# Sooo vviieeelll Schhnnneeeeee



## sebastian (5. Januar 2004)

Hallo Boardies.
Wie is es bei euch in Wien und in anderen Teilen Österreichs ?
Ich bin aufgewacht und hab aus dem Fenster geguckt ^^. Ich schick euch mal ein Bild bei uns is der Schnee so bombastisch. Heute hats locker 20cm drauf gehaut und es war ohnehin schon genug da 
Bilder mach ich gleich :m


----------



## Franz_16 (5. Januar 2004)

bei uns ist´s auch recht lustig... als ich aufgewacht bin und das gesehen hab bin ich sofort in den fiesta gesprungen und hab ihm erstmal ordentlich die Sporen gegeben :q ....
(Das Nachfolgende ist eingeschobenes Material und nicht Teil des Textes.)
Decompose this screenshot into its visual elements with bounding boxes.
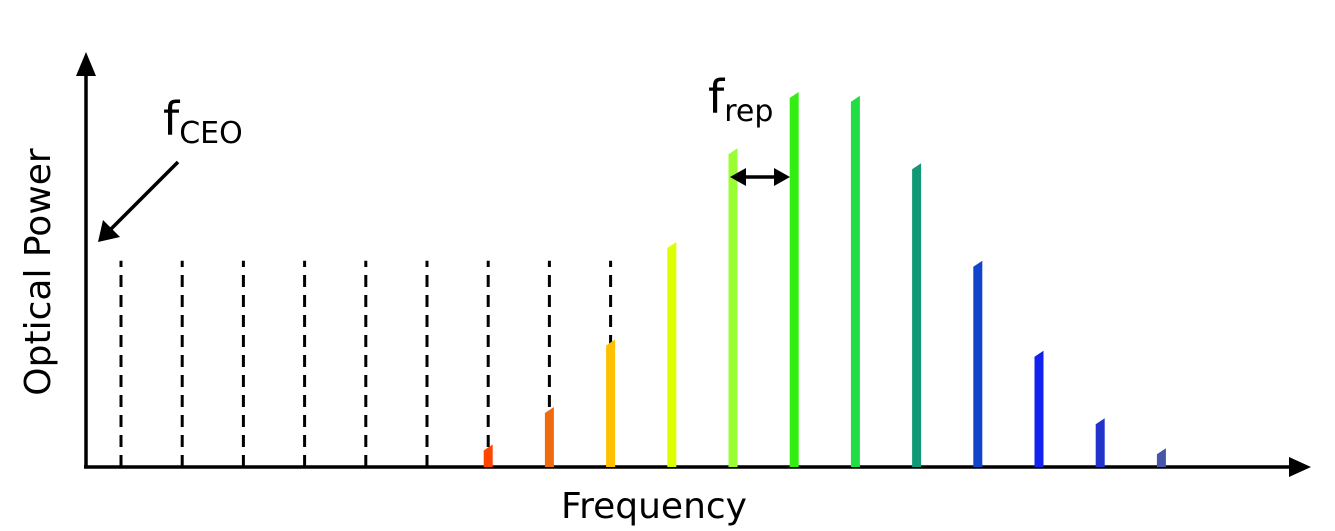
comb-tooth-12: [1156, 448, 1166, 467]
comb-tooth-5: [728, 148, 738, 467]
comb-tooth-8: [912, 163, 922, 467]
fceo-arrow-shaft: [106, 160, 180, 234]
frep-label: frep: [708, 70, 773, 129]
fceo-annotation: fCEO: [98, 92, 243, 242]
fceo-label: fCEO: [163, 92, 243, 151]
comb-tooth-6: [789, 92, 799, 467]
frep-label-main: f: [708, 70, 726, 124]
fceo-label-sub: CEO: [179, 116, 243, 151]
frep-label-sub: rep: [724, 94, 773, 129]
comb-tooth-2: [544, 407, 554, 467]
comb-tooth-9: [973, 260, 983, 467]
comb-tooth-3: [606, 339, 616, 467]
comb-teeth: [483, 92, 1166, 467]
fceo-arrowhead: [98, 220, 120, 242]
x-axis-label: Frequency: [561, 486, 747, 527]
comb-tooth-1: [483, 444, 493, 467]
comb-tooth-10: [1034, 350, 1044, 467]
extrapolated-comb-lines: [119, 260, 613, 467]
comb-tooth-11: [1095, 418, 1105, 467]
frep-arrowhead-right: [774, 168, 790, 186]
axes: [76, 52, 1311, 477]
x-axis-arrowhead: [1289, 457, 1311, 477]
frep-annotation: frep: [708, 70, 790, 186]
y-axis-label: Optical Power: [18, 148, 59, 396]
frep-arrowhead-left: [730, 168, 746, 186]
comb-tooth-4: [667, 242, 677, 467]
comb-tooth-7: [850, 95, 860, 467]
fceo-label-main: f: [163, 92, 181, 146]
y-axis-arrowhead: [76, 52, 96, 76]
Bilder könnt ich auch mal schnell Knippsen


----------



## Dorsch1 (5. Januar 2004)

Auch bei uns liegt die Landschaft in einer dick geschlossenen Schneedecke.So sieht der Winter einfach traumhaft aus.


----------



## ollidi (5. Januar 2004)

Bei uns hat es Gestern ein wenig gekrümelt. Heute ist schon wieder alles weg. :m


----------



## rob (5. Januar 2004)

es schneit und schneit und schneit......alles steckt und hängt.
so siehts aus bei rob am balkon:#h


----------



## sebastian (5. Januar 2004)

Bei uns is es eh recht hell nur auf dem Foto nicht #t  
Auch gut :m  Hauptsache Schnee


----------



## rob (5. Januar 2004)

.


----------



## sebastian (5. Januar 2004)

nummero 2


----------



## sebastian (5. Januar 2004)

und das Letze !


----------



## Franz_16 (5. Januar 2004)

Bild1 

bild2


----------



## sebastian (5. Januar 2004)

Ach ja die ersten beiden sind vorm Haus.
Und das letzte ist hinterm Haus.
Alles aus dem 1.Stock ich glaub da sieht man den Schnee besser und ich glaub für die Kamera is auch nicht so gut wenn ich raus geh


----------



## rob (5. Januar 2004)

sag wohnst du direkt am wasser;+ :k :l 
hast a schwester zum heiraten:q :q :m 
und was sind das für verdächtige flecken im schnee...schreibst da immer deinen namen rein:q :q #h


----------



## sebastian (5. Januar 2004)

He Franz das zweite Foto funktioniert net gscheit. He Rob wo wohnst du ? kanns sein das ich das Haus kenn ? oder bild ich mir das nur ein ?


----------



## hardliner (5. Januar 2004)

:c Ihr seid gemein!:c


----------



## sebastian (5. Januar 2004)

Jetzt funzts Zweite auch  tut leid liegt an meinem internet.
Franz wohnt wirklich direkt am Wasser ^^
Brunnen ham a auch


----------



## rob (5. Januar 2004)

ich wohn bei der per albin hanson siedlung...die is da beim verteilerkreis favoriten neben dem austriastadion...also im getto wiens
franz ihr wohnt in einem schönem hof!!!wird der noch bewirtschaftet?#h


----------



## Franz_16 (5. Januar 2004)

www.anglerboard.de ---> Der schnellste Wetterdienst der Welt :q


----------



## rob (5. Januar 2004)

sag wohnst du direkt am wasser   
hast a schwester zum heiraten   
und was sind das für verdächtige flecken im schnee...schreibst da immer deinen namen rein

sorry da hab ich dich gemeint sebastian


----------



## sebastian (5. Januar 2004)

Oh Gott neben dem AustriaStadion.
Is eigentlich eh gut kauf dir ein Luftdruckgewehr. Am besten mit CO2 die sind stärker :m  
konnst an Austriana ane aufbrennan :q 
Wir müssn mal eine gemptliche Sniperrunde auf Ros balkon veranstalten :q


----------



## Franz_16 (5. Januar 2004)

@ rob

nein... 
die Felder haben wir verpachtet.... 
und die Schweine haben wir aufgefressen... :q 

aber ist echt ganz praktisch so ein Hof... hat man jede Menge Platz... dass was man auf dem Foto sieht ist auch nur der Vorderhof... Hinter den Gebäuden gehts auch nochmal weiter... 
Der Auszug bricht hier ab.